On Provenance Research within Hamburg’s Colonial World Trade Networks by Jamie Dau

Panel: Collecting Strategies and Collectors‘ Networks in European Colonies 
Monday, 21 June, 3:15 p.m. - 4:45 p.m. (CET)

Abstract

In the late 19th and early 20th century, numerous trading posts in many regions of West Africa served as ports of call for German merchants. These trading posts were an integral part of the colonial world trade network. In the Hamburg context, this is particularly evident in the large number of ethnographic objects from West Africa in the collections of the Museum am Rothenbaum (MARKK). However, colonial world trade, arguably the largest collectors’ network of former European colonies of its time, has long been disregarded in the historical reappraisal of ethnological museums’ collections. Suspicions of dubious acquisitions have not been considered comparable to the appropriation practices of military and scientific actors in colonial contexts. The provenance research project at MARKK, ongoing since July 2020, focuses specifically on the research of traders who collected ethnographic objects, as well as of object biographies. So far, multiple suspicious facts associated in the multifaceted appropriation and negotiation processes of the Hamburg trade network dating to 1860-1920 have been identified.

Profile

Jamie Dau is an anthropologist specialized in provenance research within colonial contexts.
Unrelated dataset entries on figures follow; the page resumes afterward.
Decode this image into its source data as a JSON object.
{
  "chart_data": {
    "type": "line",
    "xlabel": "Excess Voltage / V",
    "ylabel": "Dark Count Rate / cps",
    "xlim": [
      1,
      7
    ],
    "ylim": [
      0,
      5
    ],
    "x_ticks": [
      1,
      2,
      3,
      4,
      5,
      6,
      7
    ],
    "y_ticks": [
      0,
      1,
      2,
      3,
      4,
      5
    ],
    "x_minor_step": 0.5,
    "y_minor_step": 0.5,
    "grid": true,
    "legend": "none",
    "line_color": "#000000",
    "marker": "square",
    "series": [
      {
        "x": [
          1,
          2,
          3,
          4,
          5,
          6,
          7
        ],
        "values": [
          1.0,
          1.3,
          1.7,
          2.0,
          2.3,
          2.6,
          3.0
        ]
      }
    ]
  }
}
He studied at the Universities of Mainz, Heidelberg and Toulouse and most recently in Vienna, where he graduated (MSc) in Anthropology with a thesis on the plaster cast collection of Felix von Luschan. Between 2016 and 2017, he worked as assistant at the Museum für Kunst und Gewerbe Hamburg. From 2019 to 2020 he was research assistant at the Anthropological University Collection in Vienna. Since July 1, 2020 he works as provenance researcher for the colonial context at MARKK.